Pages

Monday, 9 November 2009

I feel for Tom Tudehope, who has been implicated in a Downfall-spoof video that lampoons a Liberal Party factional battle in language that, frankly, most people would not understand.

It's full of 'in' jokes the meaning of which 99.99 percent of Australians would be oblivious to. Until it was pointed out to them in the Sydney Morning Herald article linked to above.

Tudehope's name emerged in the online world only recently, when Malcolm Turnbull gave it out during the Media140 conference held in Sydney last Thursday and Friday.

As editors handling a piece by Karl Quinn, The Age's entertainment editor, put it, "He who lives by the cutting-edge dies by the cutting edge".

The online world is liable to deliver shocks of this nature, because so much is on view all the time. There's no place here for those who don't stand by their words and actions. Gumption - or fortitude - is a base requirement.

Even for me, running a blog can be a liability. In fact, I've published things here that have come back to bite me. And sometimes it hurts.

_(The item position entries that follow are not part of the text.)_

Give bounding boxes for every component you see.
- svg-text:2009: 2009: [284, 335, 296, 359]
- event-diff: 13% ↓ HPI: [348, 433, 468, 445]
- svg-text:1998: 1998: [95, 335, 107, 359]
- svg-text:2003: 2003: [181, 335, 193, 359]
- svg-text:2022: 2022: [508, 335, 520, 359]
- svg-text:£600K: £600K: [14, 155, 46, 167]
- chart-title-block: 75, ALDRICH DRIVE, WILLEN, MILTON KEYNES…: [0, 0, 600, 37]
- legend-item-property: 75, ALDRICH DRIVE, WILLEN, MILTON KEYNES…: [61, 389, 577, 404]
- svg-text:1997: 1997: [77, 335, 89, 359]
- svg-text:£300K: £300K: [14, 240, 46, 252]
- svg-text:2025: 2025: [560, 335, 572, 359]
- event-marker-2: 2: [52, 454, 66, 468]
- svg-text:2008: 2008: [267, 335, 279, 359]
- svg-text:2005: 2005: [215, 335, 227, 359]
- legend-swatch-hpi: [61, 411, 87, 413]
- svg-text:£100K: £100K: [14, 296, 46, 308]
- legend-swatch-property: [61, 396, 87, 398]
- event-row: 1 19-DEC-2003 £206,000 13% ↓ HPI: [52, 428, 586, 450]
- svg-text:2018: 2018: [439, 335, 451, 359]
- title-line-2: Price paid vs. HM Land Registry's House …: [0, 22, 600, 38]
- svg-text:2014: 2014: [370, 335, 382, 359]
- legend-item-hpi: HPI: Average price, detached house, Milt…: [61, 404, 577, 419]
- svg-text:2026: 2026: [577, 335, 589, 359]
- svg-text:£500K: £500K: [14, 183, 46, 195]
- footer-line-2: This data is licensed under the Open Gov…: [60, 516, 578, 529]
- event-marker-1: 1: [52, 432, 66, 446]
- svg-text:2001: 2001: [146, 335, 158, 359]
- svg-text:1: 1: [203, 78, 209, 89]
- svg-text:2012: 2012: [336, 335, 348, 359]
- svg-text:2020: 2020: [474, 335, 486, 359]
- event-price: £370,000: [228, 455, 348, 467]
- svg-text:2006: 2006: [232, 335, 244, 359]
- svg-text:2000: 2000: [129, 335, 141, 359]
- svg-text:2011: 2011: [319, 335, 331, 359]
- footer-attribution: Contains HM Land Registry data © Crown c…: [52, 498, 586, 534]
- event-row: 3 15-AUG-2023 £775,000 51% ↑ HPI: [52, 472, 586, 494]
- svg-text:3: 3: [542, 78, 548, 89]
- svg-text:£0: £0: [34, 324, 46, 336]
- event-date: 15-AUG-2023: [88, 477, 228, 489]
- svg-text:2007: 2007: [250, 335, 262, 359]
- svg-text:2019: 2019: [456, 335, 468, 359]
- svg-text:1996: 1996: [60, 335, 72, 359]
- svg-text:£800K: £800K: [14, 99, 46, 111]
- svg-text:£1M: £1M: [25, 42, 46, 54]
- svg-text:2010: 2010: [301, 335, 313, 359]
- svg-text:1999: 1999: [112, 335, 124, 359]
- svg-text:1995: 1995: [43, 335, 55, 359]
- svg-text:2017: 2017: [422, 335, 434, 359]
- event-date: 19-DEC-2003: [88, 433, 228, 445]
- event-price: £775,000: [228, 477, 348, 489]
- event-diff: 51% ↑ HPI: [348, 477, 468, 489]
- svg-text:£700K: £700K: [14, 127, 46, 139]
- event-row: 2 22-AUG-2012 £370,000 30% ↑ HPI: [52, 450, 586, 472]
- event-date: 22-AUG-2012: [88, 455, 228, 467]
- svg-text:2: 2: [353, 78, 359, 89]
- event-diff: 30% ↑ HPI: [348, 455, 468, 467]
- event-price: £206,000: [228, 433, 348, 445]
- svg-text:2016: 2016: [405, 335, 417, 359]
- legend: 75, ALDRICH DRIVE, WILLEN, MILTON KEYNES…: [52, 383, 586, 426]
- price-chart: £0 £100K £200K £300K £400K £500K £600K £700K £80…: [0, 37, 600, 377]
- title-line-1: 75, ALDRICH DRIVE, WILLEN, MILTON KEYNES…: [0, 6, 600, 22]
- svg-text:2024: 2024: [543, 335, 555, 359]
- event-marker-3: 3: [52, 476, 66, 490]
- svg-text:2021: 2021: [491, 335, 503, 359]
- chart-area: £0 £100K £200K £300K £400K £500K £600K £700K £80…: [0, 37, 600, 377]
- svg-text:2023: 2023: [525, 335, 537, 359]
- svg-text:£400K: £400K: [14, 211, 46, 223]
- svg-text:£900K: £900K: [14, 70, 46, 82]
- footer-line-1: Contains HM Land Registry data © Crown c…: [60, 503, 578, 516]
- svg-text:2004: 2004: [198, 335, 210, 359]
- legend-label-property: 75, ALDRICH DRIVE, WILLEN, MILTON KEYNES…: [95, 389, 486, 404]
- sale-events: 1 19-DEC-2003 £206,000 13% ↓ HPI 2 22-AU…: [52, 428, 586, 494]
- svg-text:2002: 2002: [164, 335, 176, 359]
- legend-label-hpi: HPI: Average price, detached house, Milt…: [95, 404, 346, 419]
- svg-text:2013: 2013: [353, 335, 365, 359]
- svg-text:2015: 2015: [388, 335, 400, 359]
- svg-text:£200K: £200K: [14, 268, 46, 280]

This morning, for example, a post I made this year came back to haunt me because I was in the process of getting a piece published when my colloquitor came across it and decided to "hold off". I was shocked because the disagreement chronicled referred to a piece originally pitched to the website that was quite unrelated in subject, and the correspondent was even different.

So I know something of what Tudehope is feeling. The shock this kind of thing produces is physical, not only mental. It causes pain - and it's meant to. But blogging is fun and that's why people do it.

They don't do it to make enemies or to score points. Most bloggers do it because they care deeply about what they write about. It matters that debate be open and fair. It matters that the issues be more important than pride. It matters because - to paraphrase Jay Rosen, who spoke via videolink at the Media140 forum - you "think democratically".

That's why you want to be a journalist.

Maybe that's why Tudehope - who denies involvement in a "trail of emails" - or whoever made the Downfall-spoof, did it. They are passionately invested, personally involved, and committed to something they believe in.

Good luck, Tom, and don't forget to keep tweeting.